I was one of the fortunate ones.  I never feared for my life.  Because I’d had annual mammograms, the cancer was discovered at an early stage.  There was every reason to be optimistic.  But something had changed.

I didn’t have an “aha” moment or an earth-shattering revelation.  It was more of a realization of the importance of making the most of your days.  Of treasuring the little things and celebrating the beauty of life.

At the time of my diagnosis, I worked for a successful company.  I’d been blessed with a glass-walled corner office overlooking the atrium.  My title was one which many people aspired to.  I worked long, hard hours trying to get everything done with excellence.  All great qualities, but the expectations I placed on myself weighed heavily on me.  I lived with a huge amount of stress and it impacted every area of my life.

I’m not a doctor and certainly don’t understand the intricacies of cancer.  But what I believe in my heart-of-hearts is that stress was a key factor in the development of my breast cancer.  And it was a key factor in a life-changing decision two years later when, at the age of 42, I chose to leave a very well-paid position when the company offered voluntary severance.  Many people thought I was crazy.

My boss’s boss, an Executive Vice President, came to my office (that almost never happened) when he learned I’d applied for voluntary severance.  He was kind yet direct.  He asked why I would choose to leave when there was so much opportunity in my future.  I was honored, yet humbled by his words.  But it didn’t change anything.  For me, the answer was simple.

There was BCBefore Cancer

and there was ACAfter Cancer

Before Cancer I chose to drift along riding the currents of life as they took me.  But it wasn’t the life I was meant to live.

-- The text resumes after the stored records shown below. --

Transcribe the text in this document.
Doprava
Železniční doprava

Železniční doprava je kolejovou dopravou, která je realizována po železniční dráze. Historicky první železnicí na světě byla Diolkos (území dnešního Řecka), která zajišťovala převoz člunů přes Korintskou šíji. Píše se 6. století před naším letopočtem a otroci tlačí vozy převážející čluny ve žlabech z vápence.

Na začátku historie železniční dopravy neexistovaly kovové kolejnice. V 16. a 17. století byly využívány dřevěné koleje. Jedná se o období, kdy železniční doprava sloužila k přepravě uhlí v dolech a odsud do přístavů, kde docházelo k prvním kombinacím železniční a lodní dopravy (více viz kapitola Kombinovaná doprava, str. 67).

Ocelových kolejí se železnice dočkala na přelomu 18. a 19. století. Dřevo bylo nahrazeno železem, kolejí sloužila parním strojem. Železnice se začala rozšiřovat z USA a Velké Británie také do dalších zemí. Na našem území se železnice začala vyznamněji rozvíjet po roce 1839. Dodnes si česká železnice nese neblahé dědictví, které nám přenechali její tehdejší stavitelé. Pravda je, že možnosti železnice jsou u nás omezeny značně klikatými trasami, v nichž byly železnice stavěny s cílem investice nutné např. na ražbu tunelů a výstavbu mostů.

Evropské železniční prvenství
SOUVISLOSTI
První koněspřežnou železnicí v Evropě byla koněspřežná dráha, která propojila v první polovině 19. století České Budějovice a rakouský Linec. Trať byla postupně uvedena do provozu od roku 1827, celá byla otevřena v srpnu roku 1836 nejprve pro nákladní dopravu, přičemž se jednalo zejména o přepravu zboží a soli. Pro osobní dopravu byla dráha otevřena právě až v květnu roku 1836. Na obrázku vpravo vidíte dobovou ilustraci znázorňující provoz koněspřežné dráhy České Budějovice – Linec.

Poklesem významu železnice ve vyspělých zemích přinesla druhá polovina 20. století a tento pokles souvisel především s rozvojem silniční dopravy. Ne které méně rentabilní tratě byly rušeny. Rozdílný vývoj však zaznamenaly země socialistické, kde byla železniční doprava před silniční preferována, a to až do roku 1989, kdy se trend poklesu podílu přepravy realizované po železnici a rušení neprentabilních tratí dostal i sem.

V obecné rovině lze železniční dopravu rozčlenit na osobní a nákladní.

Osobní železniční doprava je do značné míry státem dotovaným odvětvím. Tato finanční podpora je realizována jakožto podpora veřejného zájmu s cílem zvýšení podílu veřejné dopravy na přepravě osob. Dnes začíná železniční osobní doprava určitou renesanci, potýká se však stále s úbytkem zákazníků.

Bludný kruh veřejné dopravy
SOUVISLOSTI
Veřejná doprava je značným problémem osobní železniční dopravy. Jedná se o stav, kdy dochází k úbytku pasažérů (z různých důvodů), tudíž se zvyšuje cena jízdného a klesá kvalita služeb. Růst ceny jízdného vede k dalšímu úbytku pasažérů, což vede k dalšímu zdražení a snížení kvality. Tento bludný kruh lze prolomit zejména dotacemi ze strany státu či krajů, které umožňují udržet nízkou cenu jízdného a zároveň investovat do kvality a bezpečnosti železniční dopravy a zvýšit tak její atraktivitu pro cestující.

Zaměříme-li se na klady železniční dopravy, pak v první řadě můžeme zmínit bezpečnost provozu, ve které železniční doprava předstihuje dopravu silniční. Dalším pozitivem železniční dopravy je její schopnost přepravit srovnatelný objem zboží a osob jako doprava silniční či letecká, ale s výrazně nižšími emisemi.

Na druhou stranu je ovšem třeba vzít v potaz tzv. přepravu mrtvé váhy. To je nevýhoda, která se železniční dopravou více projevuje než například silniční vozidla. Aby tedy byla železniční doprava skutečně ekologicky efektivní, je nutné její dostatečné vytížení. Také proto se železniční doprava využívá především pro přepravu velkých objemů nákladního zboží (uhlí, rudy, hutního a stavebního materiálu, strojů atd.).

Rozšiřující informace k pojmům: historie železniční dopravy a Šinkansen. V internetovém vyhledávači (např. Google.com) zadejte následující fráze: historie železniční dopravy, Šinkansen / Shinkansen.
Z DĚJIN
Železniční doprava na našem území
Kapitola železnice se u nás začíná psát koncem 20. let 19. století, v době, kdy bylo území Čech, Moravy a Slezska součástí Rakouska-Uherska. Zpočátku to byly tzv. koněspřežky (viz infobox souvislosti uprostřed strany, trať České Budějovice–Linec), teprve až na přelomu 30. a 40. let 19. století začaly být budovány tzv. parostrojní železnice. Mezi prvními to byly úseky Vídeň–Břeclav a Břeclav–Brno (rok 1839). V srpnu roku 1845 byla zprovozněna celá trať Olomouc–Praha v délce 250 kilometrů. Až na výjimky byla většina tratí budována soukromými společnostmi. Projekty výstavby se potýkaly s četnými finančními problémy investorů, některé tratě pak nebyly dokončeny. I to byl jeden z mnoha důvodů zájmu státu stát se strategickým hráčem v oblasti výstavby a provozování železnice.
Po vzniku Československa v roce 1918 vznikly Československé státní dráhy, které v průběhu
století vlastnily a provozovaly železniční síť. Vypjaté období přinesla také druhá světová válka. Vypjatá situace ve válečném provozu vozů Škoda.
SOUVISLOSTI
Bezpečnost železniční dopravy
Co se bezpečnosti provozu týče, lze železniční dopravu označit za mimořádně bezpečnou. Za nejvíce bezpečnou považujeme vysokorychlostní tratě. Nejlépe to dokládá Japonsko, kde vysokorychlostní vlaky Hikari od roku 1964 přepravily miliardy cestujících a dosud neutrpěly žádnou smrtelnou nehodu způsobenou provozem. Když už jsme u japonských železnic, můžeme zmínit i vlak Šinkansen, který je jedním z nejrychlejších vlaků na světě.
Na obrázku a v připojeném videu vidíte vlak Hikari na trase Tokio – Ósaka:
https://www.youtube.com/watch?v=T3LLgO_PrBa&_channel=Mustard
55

After Cancer I knew there was more.  I chose to set the direction for my life and not just go with the flow.  Even if it meant giving up things I’d rather hold on to.  I knew it would be worth it.  And it has been.

So during this month in which we recognize the warriors and survivors who have battled breast cancer, I want to encourage you to embrace the “C” word – Celebrate.  Celebrate who you are.  Celebrate the blessings in your life.  Celebrate the people around you.  Celebrate the breaths you take.  Celebrate your family.  Celebrate the freedom to make your own choices.  Celebrate our Savior who loves you.  Celebrate.